Studio album by 1814
- Released: 26 May 2008
- Genre: Roots reggae; Pacific reggae;
- Length: 41:14
- Label: Ode Records
- Producer: Billy Kristian

1814 chronology
|  | Jah Rydem (2008) | Covers Album (2011) |

= Jah Rydem =

2003 album by 1814

Jah Rydem is the debut studio album by New Zealand reggae band 1814. Independently released in 2008, the album received a wider distribution throughout New Zealand in 2010. The album was a commercial success in New Zealand, receiving a double platinum certification. The song "Whakahonohono Mai" was the most played Māori language song on New Zealand radio stations in 2010 and 2011, and in 2023, the song "Jah Rastafari" was the 20th most commercially successful song by a New Zealand artist in the country for the year.

==Production==

1814 first formed in 1999 at Kaeo in Northland, as a family band led by Patu Colbert with his sons Jimmy and Shaun Colbert. The band performed small venues and at church until 2004, when Patu decided to begin working on a debut album for the band. The group toured New Zealand, and received more work after performing on Māori Television with the group Ardijah. After their song "Get Up" was featured on Conscious Roots 3 in 2006, Patu decided to expand the band to eight members, and record Jah Rydem.

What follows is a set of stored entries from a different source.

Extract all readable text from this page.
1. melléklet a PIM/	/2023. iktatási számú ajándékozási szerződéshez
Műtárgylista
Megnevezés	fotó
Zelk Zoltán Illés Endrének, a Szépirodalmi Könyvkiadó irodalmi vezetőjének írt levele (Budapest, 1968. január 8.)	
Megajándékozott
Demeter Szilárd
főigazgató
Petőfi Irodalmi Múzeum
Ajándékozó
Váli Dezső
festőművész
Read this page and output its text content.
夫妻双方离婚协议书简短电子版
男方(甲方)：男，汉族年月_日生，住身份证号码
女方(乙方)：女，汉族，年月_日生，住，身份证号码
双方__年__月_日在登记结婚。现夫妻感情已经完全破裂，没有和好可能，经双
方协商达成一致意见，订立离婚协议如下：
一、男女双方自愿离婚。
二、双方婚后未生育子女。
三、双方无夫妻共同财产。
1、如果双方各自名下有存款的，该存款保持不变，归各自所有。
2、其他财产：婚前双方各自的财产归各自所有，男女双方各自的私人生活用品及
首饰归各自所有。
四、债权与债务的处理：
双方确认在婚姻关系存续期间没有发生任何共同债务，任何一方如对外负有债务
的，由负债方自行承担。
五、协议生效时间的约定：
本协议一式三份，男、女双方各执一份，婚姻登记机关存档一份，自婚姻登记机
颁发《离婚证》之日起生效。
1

The album was recorded at York Street Studio in Auckland in 2007. Patu and his nephew Darren Katene shared songwriting for the album, and Patu described the music as having an "upbeat funky, R&B, roots reggae feel". "Get Up" from Conscious Roots 3 was added to the album, and the final song on the album, "Whakahonohono Mai", was the band's first song performed in Māori. Many of the songs were written in single days, and the band road tested the tracks during their performances.

==Release and promotion==

The album was released on 26 May 2008 by Ode Records New Zealand, receiving a wider release in New Zealand in 2010. The song "Whakahonohono Mai" was awarded in 2010 and 2011 as the most played Māori language song on New Zealand airwaves at the Waiata Māori Music Awards. After the Ode Records release, the album debuted at number 38 in New Zealand in March 2010, reaching a peak of 17 in April. The album re-charted on the Official NZ Catalogue Albums in 2023, and by this point it had been certified double platinum. In 2023, the album became the 18th most successful album by a New Zealand artist in the country, and the song "Jah Rastafari" was the 20th most commercially successful song by a New Zealand artist of the year.

==Critical reception==

Reviewing the album for Radio New Zealand, Mere Takoko praised Jah Rydem for the album's experimental nature, especially the incorporation of techno and Indian elements, the inclusion of a Te Reo Māori song, and the "gorgeous" vocals on the album, while feeling that 1814 had further to grow. Chris Lane of NiceUp likened the album to Katchafire and House of Shem, feeling that the album had a "balance of easy listening pop reggae styles with bass driven conscious tunes". Lane highlighted "Let My People Go" and "Get Up" as his favourite selections from the record.

==Track listing==

Jah Rydem track listing
| No. | Title | Length |
|---|---|---|
| 1. | "Morning Star" | 3:09 |
| 2. | "Jah Rydem" | 4:27 |
| 3. | "Jah Rastafari" | 4:00 |
| 4. | "Let My People Go" | 4:05 |
| 5. | "My Dear Friend" | 3:15 |
| 6. | "Shackled" | 5:43 |
| 7. | "Get Up" | 4:59 |
| 8. | "Insomnia" | 4:25 |
| 9. | "4 Ununini" | 3:44 |
| 10. | "Let Jah Fire Burn" | 4:21 |
| 11. | "Whakahonohono Mai" | 3:05 |
| Total length: |  | 41:14 |

==Credits and personnel==
- Korey Atama – guitar, vocals
- Des Brown – keyboards
- Jimmy Colbert – bass
- Patu Colbert – guitar, vocals
- Shaun Colbert – drums
- Reuben Heger – saxophone
- Paddi Holmes – cover artwork
- Wiremu (Billy) Karaitiana – production, mixing
- Darren Katene – lead vocals
- Justin Maudsley – engineer
- Katherine Te Haara-Atama – vocals
- Chris Winchcombe – mastering

==Charts==

Weekly chart performance for Jah Rydem
| Chart (2010) | Peak position |
|---|---|
| New Zealand Albums (RMNZ) | 17 |

==Certifications==

Certifications for Jah Rydem
| Region | Certification | Certified units/sales |
| New Zealand (RMNZ) | 2× Platinum | 30,000^{‡} |
^{‡} Sales+streaming figures based on certification alone.